14 October 2008

Sign of the times: Taking your own cleaning materials to the hospital


There are several new and important reports out on hospital-acquired infections (HAIs) that I hope to get to this week, but I spotted something today that I just had to highlight first:

Constant readers may know that I've done a lot of reporting in the developing world. In parts of Asia and Africa, it is assumed that patients or their families bring food to the hospital. People do not trust the hospitals to feed them, with good reason: Hospitals can't afford it. Provision of food in the hospital, which we take for granted, is not part of the health-care culture. (In particularly poor countries, the family may feed not only the patient, but the health care workers taking care of the patient as well.)

Here now is an industrialized-world version of that developing-world practice. A company in England (which, as we've discussed, has ferocious rates of hospital MRSA and C. difficile) has begun marketing the PatientPak, the "world's first personal anti-superbug kit." It's a $28 sample-sized collection of antimicrobial hair and body wash, hand wipes, hand sanitizer and a germ-killing spray for sheets and cubicle curtains, along with lip balm, bar soap, and a disposable nail brush and pen.

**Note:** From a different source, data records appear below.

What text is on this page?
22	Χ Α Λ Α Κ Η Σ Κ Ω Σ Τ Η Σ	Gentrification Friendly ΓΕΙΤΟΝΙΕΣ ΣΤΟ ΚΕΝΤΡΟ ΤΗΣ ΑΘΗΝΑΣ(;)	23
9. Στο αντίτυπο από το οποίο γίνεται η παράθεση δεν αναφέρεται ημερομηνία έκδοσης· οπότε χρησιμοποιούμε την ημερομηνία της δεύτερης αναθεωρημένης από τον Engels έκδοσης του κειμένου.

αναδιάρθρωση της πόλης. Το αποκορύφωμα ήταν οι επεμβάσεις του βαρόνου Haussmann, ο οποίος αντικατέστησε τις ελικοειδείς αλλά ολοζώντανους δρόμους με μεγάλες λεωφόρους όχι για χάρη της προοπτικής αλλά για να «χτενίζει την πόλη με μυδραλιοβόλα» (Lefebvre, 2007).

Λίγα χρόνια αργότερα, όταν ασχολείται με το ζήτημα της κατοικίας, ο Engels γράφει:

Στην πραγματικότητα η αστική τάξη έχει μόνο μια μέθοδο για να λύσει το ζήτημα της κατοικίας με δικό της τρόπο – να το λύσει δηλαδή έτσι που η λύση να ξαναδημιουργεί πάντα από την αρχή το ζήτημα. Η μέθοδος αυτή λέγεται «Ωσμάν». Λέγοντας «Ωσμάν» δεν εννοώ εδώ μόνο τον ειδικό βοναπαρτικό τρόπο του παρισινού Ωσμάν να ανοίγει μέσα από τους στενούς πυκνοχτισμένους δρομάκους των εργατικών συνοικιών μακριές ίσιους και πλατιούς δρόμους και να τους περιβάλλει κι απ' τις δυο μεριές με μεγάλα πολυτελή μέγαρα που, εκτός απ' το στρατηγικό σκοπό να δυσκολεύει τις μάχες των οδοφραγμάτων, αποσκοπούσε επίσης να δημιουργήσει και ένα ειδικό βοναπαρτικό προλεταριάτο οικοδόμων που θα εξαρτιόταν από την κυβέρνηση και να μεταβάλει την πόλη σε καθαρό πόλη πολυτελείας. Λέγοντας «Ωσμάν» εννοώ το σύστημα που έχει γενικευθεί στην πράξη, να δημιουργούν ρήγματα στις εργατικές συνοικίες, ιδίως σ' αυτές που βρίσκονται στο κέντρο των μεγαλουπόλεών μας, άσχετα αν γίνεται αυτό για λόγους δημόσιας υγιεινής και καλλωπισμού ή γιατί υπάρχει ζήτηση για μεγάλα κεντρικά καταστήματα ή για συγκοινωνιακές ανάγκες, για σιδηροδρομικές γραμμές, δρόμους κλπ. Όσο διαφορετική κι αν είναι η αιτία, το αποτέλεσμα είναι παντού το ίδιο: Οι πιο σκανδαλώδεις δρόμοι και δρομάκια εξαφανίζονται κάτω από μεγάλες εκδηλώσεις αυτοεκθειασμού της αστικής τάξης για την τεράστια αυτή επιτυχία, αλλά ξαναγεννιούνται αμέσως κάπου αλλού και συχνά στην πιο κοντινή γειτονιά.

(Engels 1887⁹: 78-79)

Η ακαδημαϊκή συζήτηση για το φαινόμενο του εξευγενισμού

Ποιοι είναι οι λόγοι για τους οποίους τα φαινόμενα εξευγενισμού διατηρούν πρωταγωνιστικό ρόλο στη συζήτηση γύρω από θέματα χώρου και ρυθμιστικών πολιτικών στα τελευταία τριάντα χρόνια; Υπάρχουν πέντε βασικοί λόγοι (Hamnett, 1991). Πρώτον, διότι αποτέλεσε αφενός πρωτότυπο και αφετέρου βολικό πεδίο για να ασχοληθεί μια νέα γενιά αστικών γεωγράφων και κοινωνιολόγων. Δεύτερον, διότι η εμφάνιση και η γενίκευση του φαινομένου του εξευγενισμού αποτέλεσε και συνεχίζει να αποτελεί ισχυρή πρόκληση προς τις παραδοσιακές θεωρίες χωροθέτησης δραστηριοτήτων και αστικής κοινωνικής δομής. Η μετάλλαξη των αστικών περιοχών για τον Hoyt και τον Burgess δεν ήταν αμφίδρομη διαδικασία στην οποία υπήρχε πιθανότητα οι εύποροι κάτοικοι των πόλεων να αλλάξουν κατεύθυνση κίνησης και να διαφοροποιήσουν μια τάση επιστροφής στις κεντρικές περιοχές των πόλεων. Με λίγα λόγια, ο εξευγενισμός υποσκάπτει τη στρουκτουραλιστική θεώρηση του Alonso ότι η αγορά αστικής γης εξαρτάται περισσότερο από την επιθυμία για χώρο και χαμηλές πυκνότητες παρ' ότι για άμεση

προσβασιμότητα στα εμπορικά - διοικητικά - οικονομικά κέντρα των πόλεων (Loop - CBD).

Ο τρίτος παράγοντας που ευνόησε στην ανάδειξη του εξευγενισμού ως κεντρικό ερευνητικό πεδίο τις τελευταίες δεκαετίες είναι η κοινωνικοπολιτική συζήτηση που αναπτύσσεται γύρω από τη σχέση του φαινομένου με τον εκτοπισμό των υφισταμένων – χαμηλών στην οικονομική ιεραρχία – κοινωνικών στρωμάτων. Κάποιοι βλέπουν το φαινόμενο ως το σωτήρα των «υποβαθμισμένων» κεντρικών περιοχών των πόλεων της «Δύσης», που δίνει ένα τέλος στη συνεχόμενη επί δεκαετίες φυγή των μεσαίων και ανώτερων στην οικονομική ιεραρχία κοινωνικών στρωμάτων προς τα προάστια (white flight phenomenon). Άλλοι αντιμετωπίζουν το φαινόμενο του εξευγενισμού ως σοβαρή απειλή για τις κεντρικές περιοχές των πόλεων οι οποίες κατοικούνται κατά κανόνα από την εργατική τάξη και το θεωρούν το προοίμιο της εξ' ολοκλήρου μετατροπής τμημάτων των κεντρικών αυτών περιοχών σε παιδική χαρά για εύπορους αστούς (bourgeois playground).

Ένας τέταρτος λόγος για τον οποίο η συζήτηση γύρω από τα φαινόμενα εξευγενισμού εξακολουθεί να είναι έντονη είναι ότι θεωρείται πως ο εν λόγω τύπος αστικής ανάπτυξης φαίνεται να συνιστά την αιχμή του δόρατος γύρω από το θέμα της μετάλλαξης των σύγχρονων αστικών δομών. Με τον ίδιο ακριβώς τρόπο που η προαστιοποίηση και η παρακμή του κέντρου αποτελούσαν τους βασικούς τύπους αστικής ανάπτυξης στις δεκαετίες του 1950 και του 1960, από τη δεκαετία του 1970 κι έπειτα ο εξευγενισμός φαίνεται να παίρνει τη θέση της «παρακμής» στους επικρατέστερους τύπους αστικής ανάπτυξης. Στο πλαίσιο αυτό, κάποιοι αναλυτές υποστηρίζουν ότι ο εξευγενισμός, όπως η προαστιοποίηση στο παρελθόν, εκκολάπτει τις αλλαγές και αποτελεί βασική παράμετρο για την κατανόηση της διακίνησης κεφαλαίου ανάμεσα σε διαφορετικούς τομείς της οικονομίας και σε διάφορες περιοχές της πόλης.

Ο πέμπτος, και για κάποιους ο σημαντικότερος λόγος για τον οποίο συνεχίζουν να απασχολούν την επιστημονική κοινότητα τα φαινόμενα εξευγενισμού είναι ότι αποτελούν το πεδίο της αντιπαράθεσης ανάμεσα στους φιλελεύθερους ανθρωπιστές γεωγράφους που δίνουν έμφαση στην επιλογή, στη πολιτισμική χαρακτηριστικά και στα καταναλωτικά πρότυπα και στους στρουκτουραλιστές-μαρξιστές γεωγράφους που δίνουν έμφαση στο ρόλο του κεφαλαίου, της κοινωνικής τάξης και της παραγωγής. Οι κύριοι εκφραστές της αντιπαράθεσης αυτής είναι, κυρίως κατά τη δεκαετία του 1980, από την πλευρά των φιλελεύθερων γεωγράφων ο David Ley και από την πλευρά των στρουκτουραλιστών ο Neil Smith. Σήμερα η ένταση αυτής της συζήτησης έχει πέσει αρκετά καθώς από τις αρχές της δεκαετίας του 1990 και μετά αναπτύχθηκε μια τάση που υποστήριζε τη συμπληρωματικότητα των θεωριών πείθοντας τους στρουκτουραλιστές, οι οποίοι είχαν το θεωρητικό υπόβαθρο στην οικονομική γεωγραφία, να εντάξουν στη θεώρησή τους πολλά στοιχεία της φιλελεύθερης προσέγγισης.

It's entirely possible that using products like this might protect a patient from some hospital-acquired infections; the company suggests that a patient use the wipes and the hand spray when going to and from the bathroom or after touching any surfaces. But the difficult reality, of course, is that most hospital-acquired infections are not the patient's fault: They are due to infection-control breaches by hospital staff, something over which a patient — with antimicrobial wipes or without — has little control.

This company will probably sell quite a few of these kits — and I don't know that I can criticize them for doing so. If one of my family members was being admitted to hospital, I might well send something like this with them. But what a sad commentary on our own health-care culture that any of us would consider this necessary.

1 comment:

daedalus2u said...

I have mixed feelings about this approach too.

In a home setting the use of antibacterial products doesn’t cause a demonstrable reduction in infections.

http://www.ncbi.nlm.nih.gov/pubmed/14996673?ordinalpos=17&itool=EntrezSystem2.PEntrez.Pubmed.Pubmed_ResultsPanel.Pubmed_RVDocSum

That might not apply in a hospital setting.

What I find objectionable about this specific product is that no where on their website do they disclose what the mechanisms of antimicrobial activity are or what specific agents are used. 99.99% reduction doesn’t necessarily mean very much because bacteria increase exponentially and can increase 10,000 times in 14 doubling times which can be less than 5 hours.

Killing off normal commensals can leave the niche open for something opportunistic. That is one of the major health promoting functions of our commensal bacteria, the suppression of bacteria that cause disease.